One of the most powerful ways through which we convey the results of data science is visualization, from simple Excel graphs through advanced displays like network diagrams and bespoke visuals. What most outside the data science community don’t realize is just how much artistry is involved in the creation of some of those visualizations, from the impact of color schemes on perception in geographic mapping to the layout algorithms and data filtering used in network visualizations. Given the rising use of networks to understand everything from social media to semantic graphs, just how much of an impact do our layout algorithms and filtering decisions have on the final images we see?
Network visualizations are at once beautiful and informative, helping us make sense of the macro through micro patterns in the vast connected ecosystems that define the world around us.
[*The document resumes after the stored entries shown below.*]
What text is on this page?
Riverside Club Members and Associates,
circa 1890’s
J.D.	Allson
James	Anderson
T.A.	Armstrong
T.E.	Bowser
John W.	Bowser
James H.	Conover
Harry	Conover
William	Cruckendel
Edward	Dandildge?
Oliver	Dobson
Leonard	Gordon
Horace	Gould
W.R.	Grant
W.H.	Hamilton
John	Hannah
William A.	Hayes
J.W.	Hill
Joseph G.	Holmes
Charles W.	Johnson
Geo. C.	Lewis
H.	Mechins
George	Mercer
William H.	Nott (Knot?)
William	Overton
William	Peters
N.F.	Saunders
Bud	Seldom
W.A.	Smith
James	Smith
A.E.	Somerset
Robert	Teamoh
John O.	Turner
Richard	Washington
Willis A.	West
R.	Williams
Yet, like any form of data visualization, network visualization does not capture the sum total reality of our data so much as it constructs one possible reality.
When we think of scientific visualization, we think that the images we see present to us the one single “truth” of a dataset, without realizing that any given dataset can tell many different stories depending on the questions we ask of it and the filters we apply to answer those questions.
The myriad possible filters we apply to a graph to reduce its dimensionality, the layout algorithm that places the nodes in space, the clustering algorithms like modularity that group nodes by “similarity,” the definition of “similarity” that we hand to those clustering algorithms, the node sizing algorithms like PageRank, the color scheme and the random seeds used by many algorithms that ensure each run yields a very different image: all of these conspire to ensure that a single dataset can yield a nearly infinite number of possible visualizations.
How does this process play out in a real world visualization task?
In April 2016 my open data GDELT Project began recording the list of hyperlinks found in the body of each worldwide online news article it monitors. Not all news articles contain links, but many link to external websites such as the homepages of organizations being mentioned in the article or other news outlets from which specific story elements were sourced. These external sources of information provide powerful insights into which websites each news outlet considers worthy of mentioning, in much the same way that the references in an academic paper offer insights into the works believed most relevant and reputable by each field.